General characteristics
- Displacement: 700 tons
- Length: 179 ft 1 in (54.58 m)
- Beam: 45 ft 6 in (13.87 m)
- Draft: 9 ft (2.7 m)
- Propulsion: steam engine; side wheel-propelled;
- Speed: 6 knots (11 km/h; 6.9 mph)
- Armament: two 24-pounder smoothbore howitzers

= USS Judge Torrence =

Ammunition ship of the United States Navy

USS Judge Torrence was a steamer acquired by the Union Navy during the American Civil War. She was used by the Union Navy as an ammunition ship in support of the Union Navy.

== Service history ==

Judge Torrence was a steamer purchased by the U.S. War Department 10 February 1862 for use as an ordnance ship in the Western Gunboat Flotilla organized by the Union Army on the Ohio and Mississippi Rivers soon after the outbreak of the American Civil War. She was transferred to the Union Navy 30 September 1862 and commissioned at Cairo, Illinois, 25 December, Comdr. LeRoy Fitch in command. Judge Torrence departed Cairo 14 March 1862 to supply the flotilla with ammunition during operations against Island No. 10. She continued to support Union mortars and gunboats throughout the operations which wrested control of the Mississippi River and her tributaries from the South, cutting the Confederacy in two.
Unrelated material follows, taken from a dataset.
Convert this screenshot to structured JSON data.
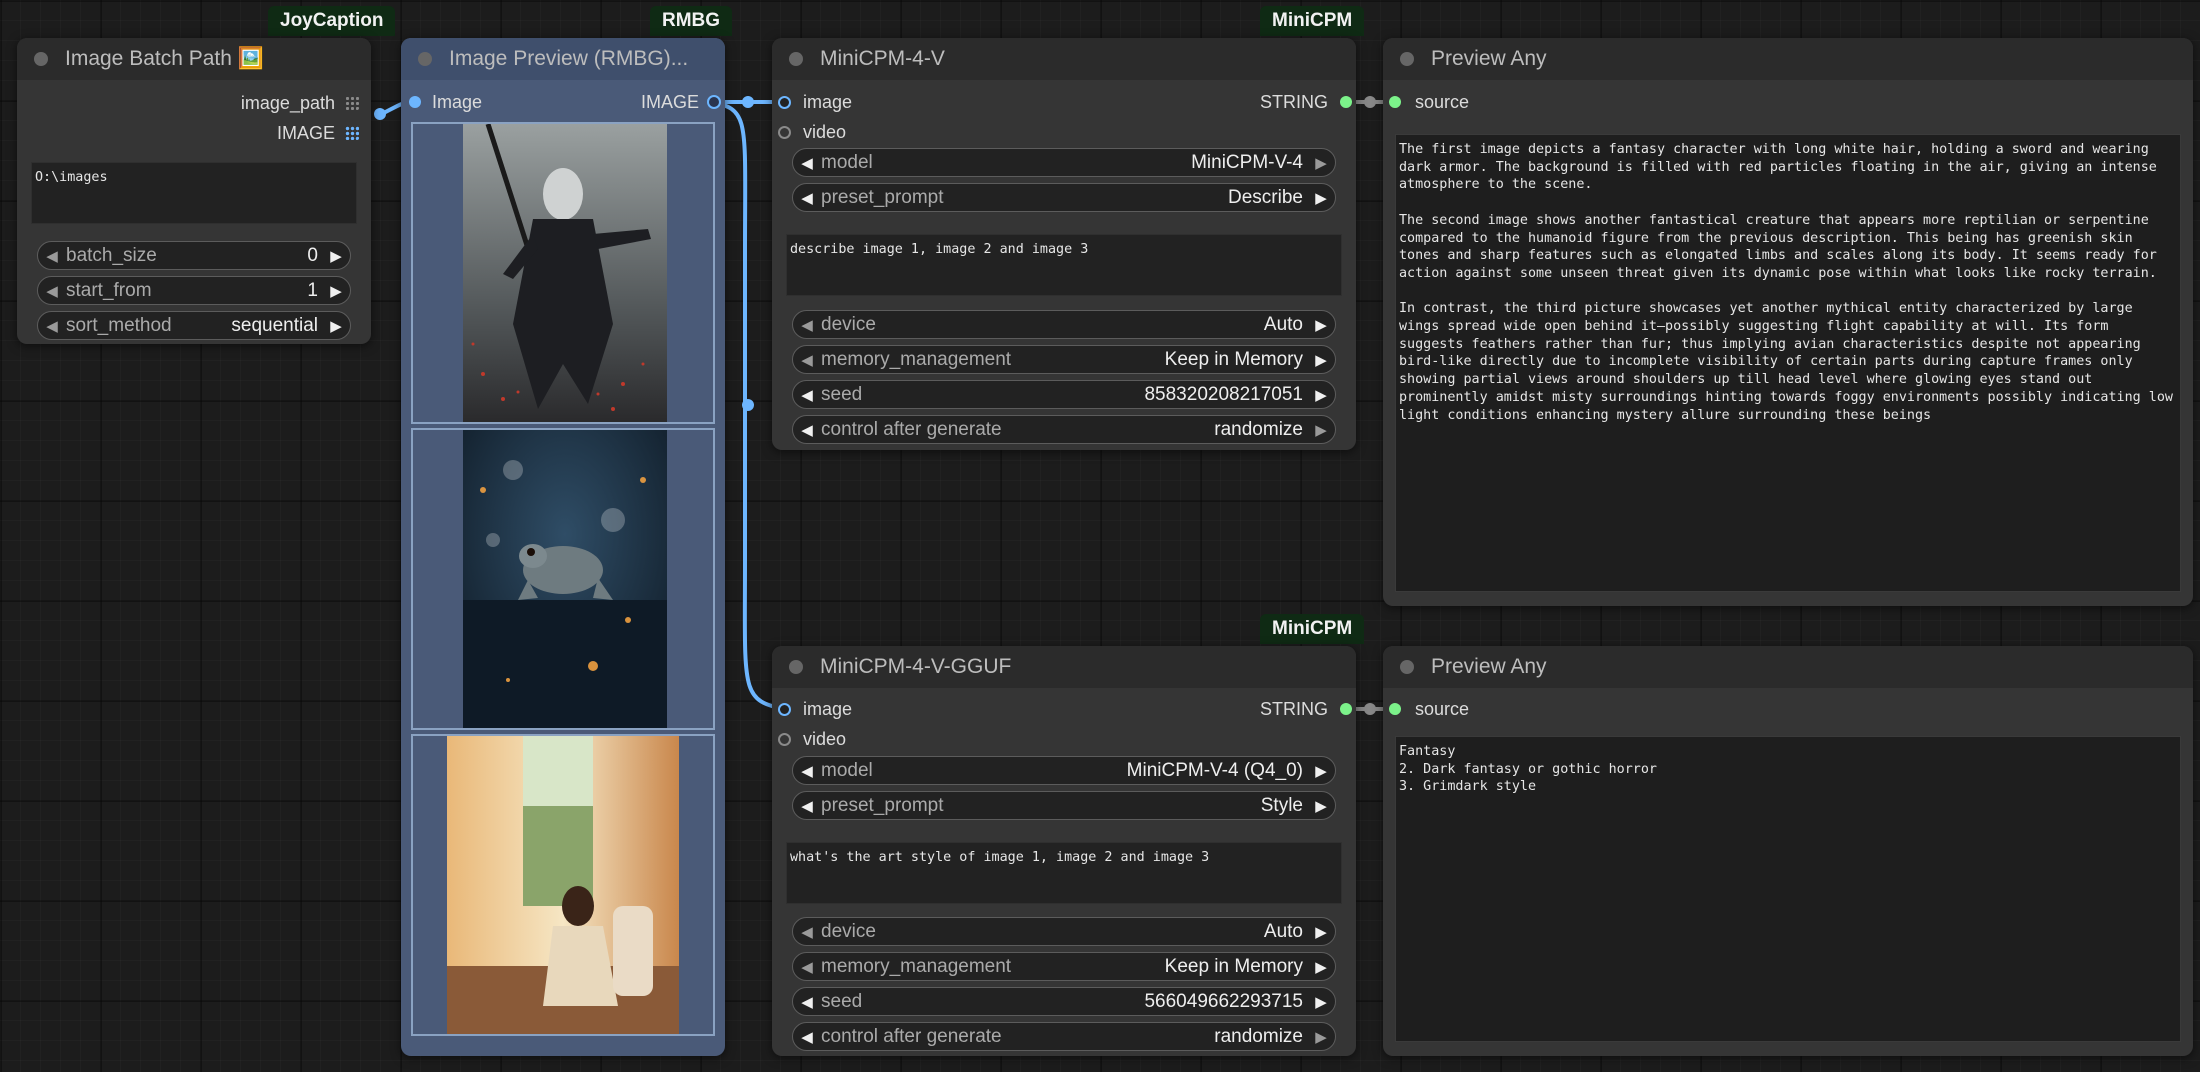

After the Confederate surrender of Vicksburg Rear Admiral David Dixon Porter praised Judge Torrence and sister ordnance ship Great Western for: "unremitting attention to their duties during the siege, supplying without delay every requisition made on them by Army and Navy." Judge Torrence continued to provide efficient and vital service throughout the war. Judge Torrence decommissioning at Cairo 1 August 1865. She was sold at public auction at Mound City, Illinois, to John A. Williamson et al. 17 August 1865. Redocumented as Amazon 2 January 1866, she served American commerce until she sank after striking a snag off Ozark Island, Arkansas, 19 February 1868.